A previous study that combined apatite fission-track data from the central Alaska Range along with regional geological constraints indicated that the onset of uplift and denudation that resulted in the formation of the range was ~5–6 Ma and was related to a change in relative plate motion between the North American and Pacific plates (Fitzgerald, et al, 1995). By implication it was suggested that the formation of the entire Alaska Range was related to this plate motion change and thus occurred at about the same time.
This presentation summarizes past and recent preliminary low-temperature thermochronology (more work is planned) and paleoclimate results that point to a diverse exhumation pattern along the trend of the Alaska Range. Fission track data from the Tordillo Mountains in the western Alaska Range, suggests a period of rapid cooling at ~25 Ma with a latter period (~6 Ma) at about the same time as the central Alaska Range.

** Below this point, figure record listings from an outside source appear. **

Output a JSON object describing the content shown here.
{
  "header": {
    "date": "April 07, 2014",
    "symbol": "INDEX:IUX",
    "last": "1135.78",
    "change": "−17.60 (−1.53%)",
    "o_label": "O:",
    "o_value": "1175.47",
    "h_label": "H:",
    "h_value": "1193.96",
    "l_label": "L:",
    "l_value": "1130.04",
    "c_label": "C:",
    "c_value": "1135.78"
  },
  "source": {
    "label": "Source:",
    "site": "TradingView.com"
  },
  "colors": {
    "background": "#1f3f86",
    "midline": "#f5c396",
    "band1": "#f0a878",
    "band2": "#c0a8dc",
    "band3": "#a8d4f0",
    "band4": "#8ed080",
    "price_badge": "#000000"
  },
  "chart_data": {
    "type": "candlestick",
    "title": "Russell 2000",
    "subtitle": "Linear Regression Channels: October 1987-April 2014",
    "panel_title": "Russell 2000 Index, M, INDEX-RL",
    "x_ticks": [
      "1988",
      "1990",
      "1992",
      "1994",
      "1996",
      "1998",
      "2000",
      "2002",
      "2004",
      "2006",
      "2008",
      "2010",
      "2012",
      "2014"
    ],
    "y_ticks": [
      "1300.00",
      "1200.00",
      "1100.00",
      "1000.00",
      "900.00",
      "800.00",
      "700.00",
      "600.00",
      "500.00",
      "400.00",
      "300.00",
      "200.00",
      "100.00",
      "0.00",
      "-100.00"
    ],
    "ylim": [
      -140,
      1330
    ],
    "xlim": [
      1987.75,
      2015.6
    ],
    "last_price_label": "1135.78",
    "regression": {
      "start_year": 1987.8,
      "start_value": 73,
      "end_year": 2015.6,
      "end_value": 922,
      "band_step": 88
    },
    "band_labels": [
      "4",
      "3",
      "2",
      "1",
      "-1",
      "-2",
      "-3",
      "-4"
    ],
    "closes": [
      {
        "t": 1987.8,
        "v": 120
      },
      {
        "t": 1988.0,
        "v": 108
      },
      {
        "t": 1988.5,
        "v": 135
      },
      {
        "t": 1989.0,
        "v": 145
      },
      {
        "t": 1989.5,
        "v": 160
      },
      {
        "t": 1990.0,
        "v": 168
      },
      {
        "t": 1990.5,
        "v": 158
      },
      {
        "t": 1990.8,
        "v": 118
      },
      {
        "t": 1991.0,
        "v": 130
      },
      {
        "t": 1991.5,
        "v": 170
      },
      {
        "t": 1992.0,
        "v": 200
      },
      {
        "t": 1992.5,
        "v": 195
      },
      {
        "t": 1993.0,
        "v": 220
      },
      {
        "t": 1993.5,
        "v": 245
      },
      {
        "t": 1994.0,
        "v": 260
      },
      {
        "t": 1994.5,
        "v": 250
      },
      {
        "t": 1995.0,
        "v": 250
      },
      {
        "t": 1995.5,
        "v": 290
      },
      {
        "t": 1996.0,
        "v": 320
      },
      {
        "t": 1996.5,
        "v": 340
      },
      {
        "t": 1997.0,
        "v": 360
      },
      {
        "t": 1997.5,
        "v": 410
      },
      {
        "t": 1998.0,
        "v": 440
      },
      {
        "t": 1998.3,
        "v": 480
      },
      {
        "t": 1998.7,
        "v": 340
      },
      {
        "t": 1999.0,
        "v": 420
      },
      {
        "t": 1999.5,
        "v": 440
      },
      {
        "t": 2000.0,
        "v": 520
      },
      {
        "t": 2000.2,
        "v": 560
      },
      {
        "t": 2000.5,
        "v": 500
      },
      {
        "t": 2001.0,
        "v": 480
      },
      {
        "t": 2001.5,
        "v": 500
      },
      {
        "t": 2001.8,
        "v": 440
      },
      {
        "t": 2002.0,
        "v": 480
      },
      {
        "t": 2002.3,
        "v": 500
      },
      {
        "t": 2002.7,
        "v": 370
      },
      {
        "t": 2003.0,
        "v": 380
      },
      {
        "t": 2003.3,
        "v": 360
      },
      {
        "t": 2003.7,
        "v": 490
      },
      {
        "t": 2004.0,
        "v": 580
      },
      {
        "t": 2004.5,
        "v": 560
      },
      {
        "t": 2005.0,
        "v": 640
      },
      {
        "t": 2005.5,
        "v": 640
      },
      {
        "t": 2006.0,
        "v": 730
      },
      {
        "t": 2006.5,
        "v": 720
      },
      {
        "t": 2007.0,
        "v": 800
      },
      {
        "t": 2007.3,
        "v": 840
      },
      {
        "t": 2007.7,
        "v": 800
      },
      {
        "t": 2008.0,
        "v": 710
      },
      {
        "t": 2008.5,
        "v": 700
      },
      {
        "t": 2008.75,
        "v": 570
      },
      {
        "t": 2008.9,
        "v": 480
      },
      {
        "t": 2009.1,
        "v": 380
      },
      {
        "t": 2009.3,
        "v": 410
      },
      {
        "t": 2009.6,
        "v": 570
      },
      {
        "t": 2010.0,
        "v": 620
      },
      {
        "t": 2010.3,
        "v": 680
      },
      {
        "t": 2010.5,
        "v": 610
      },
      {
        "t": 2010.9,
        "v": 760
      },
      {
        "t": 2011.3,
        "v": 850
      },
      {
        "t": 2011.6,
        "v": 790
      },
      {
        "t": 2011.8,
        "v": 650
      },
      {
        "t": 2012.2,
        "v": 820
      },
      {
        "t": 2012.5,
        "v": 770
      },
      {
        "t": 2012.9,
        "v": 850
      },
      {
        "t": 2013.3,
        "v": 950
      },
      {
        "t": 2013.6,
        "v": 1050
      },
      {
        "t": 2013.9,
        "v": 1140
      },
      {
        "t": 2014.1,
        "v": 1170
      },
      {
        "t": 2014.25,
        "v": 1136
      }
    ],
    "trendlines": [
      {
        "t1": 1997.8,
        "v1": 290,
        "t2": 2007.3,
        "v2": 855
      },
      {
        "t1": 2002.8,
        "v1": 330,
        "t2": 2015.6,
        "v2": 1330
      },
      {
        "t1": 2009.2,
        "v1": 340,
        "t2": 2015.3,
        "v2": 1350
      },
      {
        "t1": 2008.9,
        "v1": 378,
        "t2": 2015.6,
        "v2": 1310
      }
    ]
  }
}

In the eastern Alaska Range, 40Ar/39Ar multi-domain K-spar data from the Hayes Range show evidence of the exhumation of a proto eastern Alaska Range between 19 Ma and 9 Ma, whereas preliminary apatite fission track and (U-Th)/He data from the same region suggest rapid exhumation (~1.5–2 mm/yr) post ~1.4 Ma. These ages are consistent with regional changes in paleoclimate and depositional environments.
Recent passive seismic imaging of the buoyant Yakutat slab suggests that collision and subsequent underplating of the Yakutat slab likely contributed to the initiation of uplift within the central Alaska Range (Eberhardt-Phillips et al., 2006). The buoyant Yakutat slab has not been detected under most of the eastern Alaska Range (east of 148°W) (Rossi, et al, 2006). This, coupled with other results on: 1) Crustal thickness variations across major faults in Alaska 2) The nature and timing of the Yakutat microplate collision 3) Underplating of thicker crust 4) A re-evaluation of the timing of plate motion change (~8 Ma) based on global plate circuit reconstruction (Stock and Atwater, 1998) 5) The effects of climate change on mountain erosion and corresponding relief generating isostatic response, all point toward a combination of tectonic mechanisms and climate responsible for the variations in uplift and exhumation along the Alaska Range that is far more spatially, and temporally variable than previously thought.
Exhumation of the Tordillo Mountains (western Alaska Range) and the proto eastern Alaska Range may be related to the initial collision of the Yakutat microplate. Uplift and exhumation of the neo Tordillo Mountains and the central Alaska Range before the neo eastern Alaska Range may be related to the underplating of the Yakutat microplate, which has shifted northeast through time as a result of changes in plate motion leading to a pattern of “drifting exhumation.” Impingement of thick (Wrangellian) crust against thinner (Yukon-Tanana) crust north of the Hines Creek fault branch of the Denali Fault system, as the southern Alaska block moved NW as a result of the Yakutat microplate subduction may play a role in the development of the current high topography expressed in the eastern Alaska Range. Pliocene cooling in interior Alaska, independent of local tectonics that caused increased glacial erosion in valleys may have also have resulted in increased peak height in the Alaska Range due to the isostatic response.